Our programs support Hollywood insiders who want to improve standards and practices from within. Our campaigns directly challenge those profiting from dehumanizing us, holding corporate decision-makers accountable to the public.
- Criminal Justice
Public policies should benefit communities, not destroy them. Yet, the U.S. criminal justice system has always served as a way for those in power to control Black communities—suppressing our rights, impeding our growth, stealing our wealth, undermining our power and ruining our lives. Today, corporations, municipalities, prosecutors and politicians profit way too much from these practices, both materially and professionally. To increase their wealth and power, they unfairly and disproportionately exploit us through prison labor, excessive ticketing, over-sentencing, money bail, police militarization and violence. Outrageously, they even profit from criminal justice reform itself.

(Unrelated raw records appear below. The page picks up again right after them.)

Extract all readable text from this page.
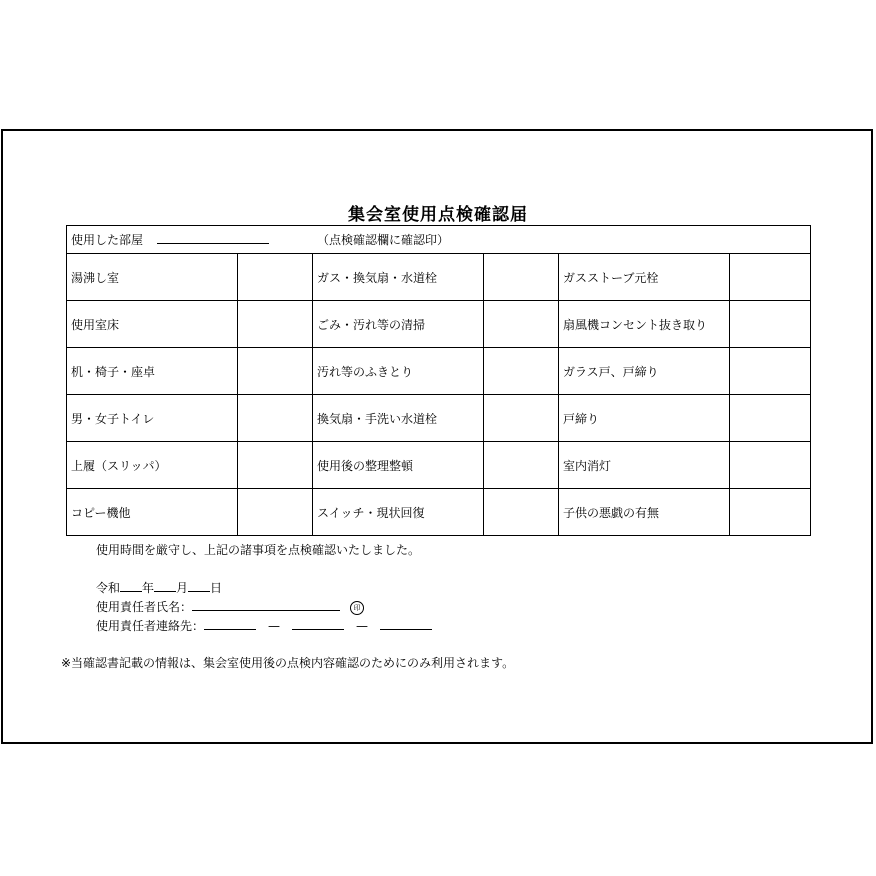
集会室使用点検確認届
使用した部屋 （点検確認欄に確認印）					
湯沸し室		ガス・換気扇・水道栓		ガスストーブ元栓	
使用室床		ごみ・汚れ等の清掃		扇風機コンセント抜き取り	
机・椅子・座卓		汚れ等のふきとり		ガラス戸、戸締り	
男・女子トイレ		換気扇・手洗い水道栓		戸締り	
上履（スリッパ）		使用後の整理整頓		室内消灯	
コピー機他		スイッチ・現状回復		子供の悪戯の有無	
使用時間を厳守し、上記の諸事項を点検確認いたしました。
令和 年 月 日
使用責任者氏名：	印
使用責任者連絡先：	—	—
※当確認書記載の情報は、集会室使用後の点検内容確認のためにのみ利用されます。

It has little to do with crime or justice. And accountability is far too rare. Our campaigns bring the worst of these profiteers and policies into the light: ending perverse incentives, changing standards and norms, and increasing momentum for system changes that make communities stronger and safer.
- Not To Be Trusted
Reliability in the news is more important than ever. Who can we trust? Not surprisingly, when it comes to information about Black people, most news outlets that influence the thinking of decision makers and the public are not to be trusted. They inaccurately represent Black people as drivers of crime, mischaracterize and demonize Black protestors, under-play Black contributions to society, single out and attack Black mothers, and the list goes on.
These inaccuracies and mis-representations are dangerous. They increase demand for disproven public policies that harm us. They also create warped perceptions of Black people that lead to real-world harms: when applying for jobs, seeking health care, interacting with police and prosecutors, trying to pass better laws, or just being a kid in a classroom. Through our News Accuracy Ratings & Report Card, we are exposing this deeply unfair pattern of inaccuracy, and creating a roadmap for improving standards and practices in the news.
Justice for Black communities has never been automatic: we speak up to demand it, and organize to attain it. It often starts with a small group of people who see injustice locally—police violence, racist media, discrimination by a business, de-funding of our schools—and feel they can no longer remain silent. And in every era, Black people have pioneered new ways to build the power we need to get the justice we deserve. Today, more people than ever are ready to step up, but they don’t always have the tools and experience to leverage technology effectively and win.
OrganizeFor is a petition platform and training resource launched by Color Of Change to help people in our communities effectively challenge the injustices affecting the people they care about—family, neighbors, friends and allies. We have also launched the Movement-Building Partnership Program to provide expert training, and a dedicated channel on our platform, for staff at ally organizations.